Говорить от имени целого поколения ему не стоило. Очень высокую оценку позднему творчеству Брюсова дал молодой поэт и критик Игорь Поступальский, считавший «научную поэзию» особенно созвучной эпохе. Назвав «Дали» «книгой творческого подъема», он поставил в заслугу автору интерес к теории относительности и к космической тематике, включая проблему контактов с внеземными цивилизациями. Поступальский утверждал, что, несмотря на «срывы», то есть отступления от канона, определявшегося в то время «Диалектикой природы» Энгельса, «заслуги Брюсова не могут быть умалены никакими неудачами» и что он «уже вплотную подходил к пролетарской философии»{42}. В смягченной форме эта трактовка пережила второе рождение в 1960–1970-е годы, когда вера в научно-технический прогресс приняла в СССР почти религиозный характер: «Мы вправе назвать Брюсова […] Циолковским русской поэзии»{43}. Критикуя выпущенный в 1957 году в серии «Библиотека советской поэзии» томик Брюсова (по составу действительно очень неудачный), К. С. Герасимов писал: «В сборнике, составлявшемся в то время, когда наши ученые ставили на службу миру и прогрессу энергию атома, именно в тот 1957 год, когда они осуществили беспримерный в истории научный подвиг — запуск первого в мире искусственного спутника Земли, — не нашлось места ни поэтическому провидению Брюсовым „архимедова рычага“ „расщепленного атома“, ни его пророческим стихам о завоевании космоса — первым в нашей поэзии»{44}. Такой Брюсов нашел отклик у новых поколений поэтов, даже у тех, кому остались чужды его релятивистские «срывы» и новаторские приемы.

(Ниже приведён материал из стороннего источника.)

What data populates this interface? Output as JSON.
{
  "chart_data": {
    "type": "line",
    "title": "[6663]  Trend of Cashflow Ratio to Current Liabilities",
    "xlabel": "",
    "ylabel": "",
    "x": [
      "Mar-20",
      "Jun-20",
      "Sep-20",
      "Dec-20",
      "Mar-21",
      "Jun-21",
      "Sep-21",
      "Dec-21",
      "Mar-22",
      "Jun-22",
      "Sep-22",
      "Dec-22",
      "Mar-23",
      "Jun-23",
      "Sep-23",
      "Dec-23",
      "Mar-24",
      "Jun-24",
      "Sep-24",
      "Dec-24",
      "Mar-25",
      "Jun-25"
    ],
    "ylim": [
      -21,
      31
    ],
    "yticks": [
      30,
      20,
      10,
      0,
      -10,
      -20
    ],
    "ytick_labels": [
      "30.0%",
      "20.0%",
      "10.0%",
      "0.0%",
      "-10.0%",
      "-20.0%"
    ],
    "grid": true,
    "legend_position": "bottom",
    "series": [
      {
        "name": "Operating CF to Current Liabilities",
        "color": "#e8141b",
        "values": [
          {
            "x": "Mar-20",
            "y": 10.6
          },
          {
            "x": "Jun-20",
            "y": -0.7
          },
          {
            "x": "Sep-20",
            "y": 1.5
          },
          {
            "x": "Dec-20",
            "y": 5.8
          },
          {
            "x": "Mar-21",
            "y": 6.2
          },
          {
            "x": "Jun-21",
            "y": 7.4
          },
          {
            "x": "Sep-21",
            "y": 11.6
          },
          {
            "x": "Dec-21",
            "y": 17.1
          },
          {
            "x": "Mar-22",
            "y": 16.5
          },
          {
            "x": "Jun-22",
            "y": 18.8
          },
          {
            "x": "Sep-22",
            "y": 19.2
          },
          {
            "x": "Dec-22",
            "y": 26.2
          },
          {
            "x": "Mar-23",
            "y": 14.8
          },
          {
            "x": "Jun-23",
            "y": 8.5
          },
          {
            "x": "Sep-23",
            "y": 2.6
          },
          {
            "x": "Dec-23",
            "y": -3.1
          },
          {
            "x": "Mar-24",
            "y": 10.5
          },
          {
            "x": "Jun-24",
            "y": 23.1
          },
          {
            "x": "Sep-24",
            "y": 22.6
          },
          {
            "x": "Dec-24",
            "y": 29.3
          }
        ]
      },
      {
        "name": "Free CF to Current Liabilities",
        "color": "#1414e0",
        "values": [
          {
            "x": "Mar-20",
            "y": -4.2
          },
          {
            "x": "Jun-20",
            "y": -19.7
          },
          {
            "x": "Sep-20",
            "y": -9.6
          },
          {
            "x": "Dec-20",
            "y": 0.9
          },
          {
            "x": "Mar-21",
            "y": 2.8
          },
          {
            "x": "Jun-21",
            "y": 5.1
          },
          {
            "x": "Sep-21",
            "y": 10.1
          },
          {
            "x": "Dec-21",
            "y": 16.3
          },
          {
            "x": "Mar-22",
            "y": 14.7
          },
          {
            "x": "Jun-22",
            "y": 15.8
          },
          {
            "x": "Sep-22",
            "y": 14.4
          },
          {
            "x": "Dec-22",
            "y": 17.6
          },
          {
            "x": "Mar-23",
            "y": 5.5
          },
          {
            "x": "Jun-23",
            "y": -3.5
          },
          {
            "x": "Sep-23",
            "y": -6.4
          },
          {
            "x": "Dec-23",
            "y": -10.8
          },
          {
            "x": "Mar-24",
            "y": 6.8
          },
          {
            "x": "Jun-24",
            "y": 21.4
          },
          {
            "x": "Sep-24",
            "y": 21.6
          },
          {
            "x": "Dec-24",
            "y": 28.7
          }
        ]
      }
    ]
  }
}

Авторы, далекие от техницистских настроений, относились к его исканиям более строго. Отметив, что «идея включения в сферу поэзии научного материала должна быть признана плодотворной» и что «поворот внимания к поэтической стороне науки, попытка воссоздания на современной основе синкретического поэтически-научного мышления […] — неоспоримая заслуга Брюсова», Д. Е. Максимов вынес суровый приговор его поздним стихам: «Поэзия в них мелькает от случая к случаю, скрываясь за горами научной номенклатуры и вздыбленным синтаксисом. […] Он намеренно строил свои стихи 1922–1924 годов на принципе стилистической какофонии, ритмических перебоях, синтаксических разрывах, тяжелых скоплениях согласных»{45}.

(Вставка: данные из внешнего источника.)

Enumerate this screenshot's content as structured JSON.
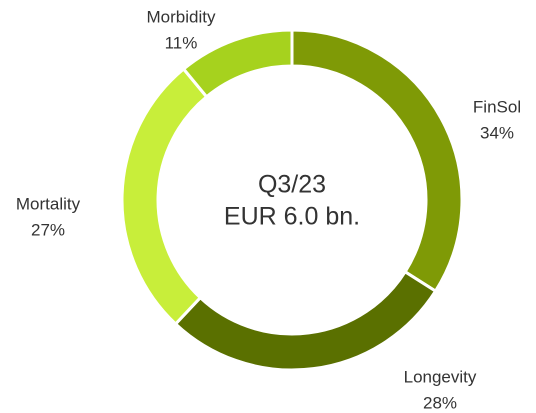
{
  "chart_data": {
    "type": "donut",
    "center_label": [
      "Q3/23",
      "EUR 6.0 bn."
    ],
    "categories": [
      "FinSol",
      "Longevity",
      "Mortality",
      "Morbidity"
    ],
    "values": [
      34,
      28,
      27,
      11
    ],
    "value_labels": [
      "34%",
      "28%",
      "27%",
      "11%"
    ],
    "colors": [
      "#7f9a06",
      "#5a7000",
      "#c8ee3a",
      "#a6d21e"
    ]
  }
}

Действительно, порой получались неудобопроизносимые головоломки:
Художественная неудача отдельных стихотворений «Далей» — книги поисков, но еще не обретений — могла поставить под сомнение искания Брюсова в целом. Однако «Меа» реабилитирует их, хотя и здесь не обошлось без невыговариваемых строк. «Всего в сборнике 7 разделов, различающихся постепенным расширением поля зрения: душа („Наедине с собой“); пространство — окрестность („В деревне“), земной шар („Мысленно“); время — советская современность („В наши дни“), мировая история („Из книг“); пространство и время как общие категории бытия („В мировом масштабе“); и „Бреды“. Логика этих семи разделов затемнена их перетасовкой, отчасти в заботах о контрастной резкости, отчасти в ответ на идеологические требования (советскую современность в начало, душу — в конец)»{46}. В книге немало творческих удач, в том числе из области «научной поэзии». «Восхождение вечно, воля неугасима, дух несокрушим, — признал даже Мочульский. — […] На этой высокой ноте голос его обрывается»{47}. Но о том, что «глаза в полстолетие партдисциплине не обучены», можно было написать лишь в «Бредах».